Researchers reported, “The … data presented here allow us to suggest that non-THC cannabinoids, and CBD in particular, retard proliferation and cause apoptosis (programmed cell death) of prostate carcinoma growth via a combination of cannabinoid receptor-independent cellular and molecular mechanisms. … We suggest that non-THC cannabinoids … might provide the basis for the development of novel therapeutic strategies for the treatment of prostate carcinoma.”
Prostate cancer is the second most common cancer in American men. It is the second leading cause of cancer death in American males, trailing only behind lung cancer.
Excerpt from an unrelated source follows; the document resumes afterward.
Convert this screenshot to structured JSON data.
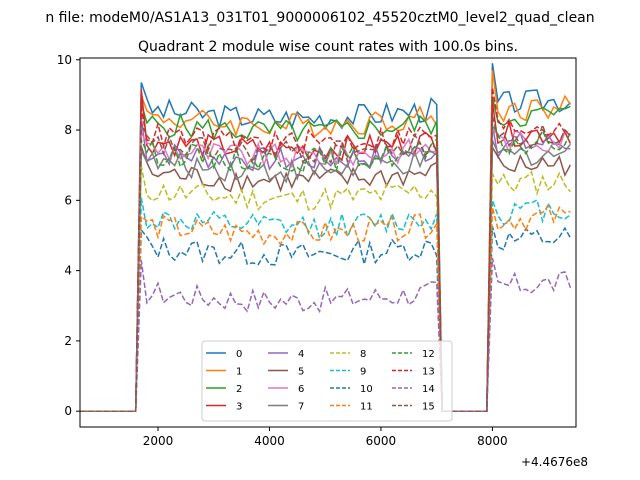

Authors of the study concluded, “[T]he effects reported here, together with previously reported cannabinoid receptor-mediated effects of THC on PCCs (prostate carcinoma cells), might provide momentum to clinical studies on cannabinoids and cannabis extracts as a therapy for human prostate carcinoma, either in addition to currently used treatments, or as stand alones, as suggested also by our present in vivo data.”
A separate study of cannabinoids on prostate cancer published in the present edition of the Indian Journal of Neurology also concluded, “Prostate cancer cells possess increased expression of both cannabinoid 1 and 2 receptors, and stimulation of these results in decrease in cell viability, increased apoptosis, and decreased androgen receptor expression and prostate-specific antigen excretion. … It is our conclusion that it would be of interest to conduct clinical trials involving medicinal cannabis or other cannabinoid agonists, comparing clinical markers such as PSA with controls, especially in men with bone metastatic prostate cancer, whom would not only benefit from the possible anti-androgenic effects of cannabinoids but also from analgesia of bone pain, improving quality of life, while reducing narcotic consumption and preventing opioid dependence.”
Cannabinoids and endocannabinoids have been consistently shown to be potent anti-cancer inhibitors in preclinical models, halting the proliferation of glioma cells, breast carcinoma, lung carcinoma, and lymphoma, among other cancer cell lines. NORML’s literature review of this data appears here.
Full text of the study, “Non-THC cannabinoids counteract prostate carcinoma growth in vitro and in vivo: pro-apoptotic effects and underlying mechanisms,” will appear in the British Journal of Pharmacology.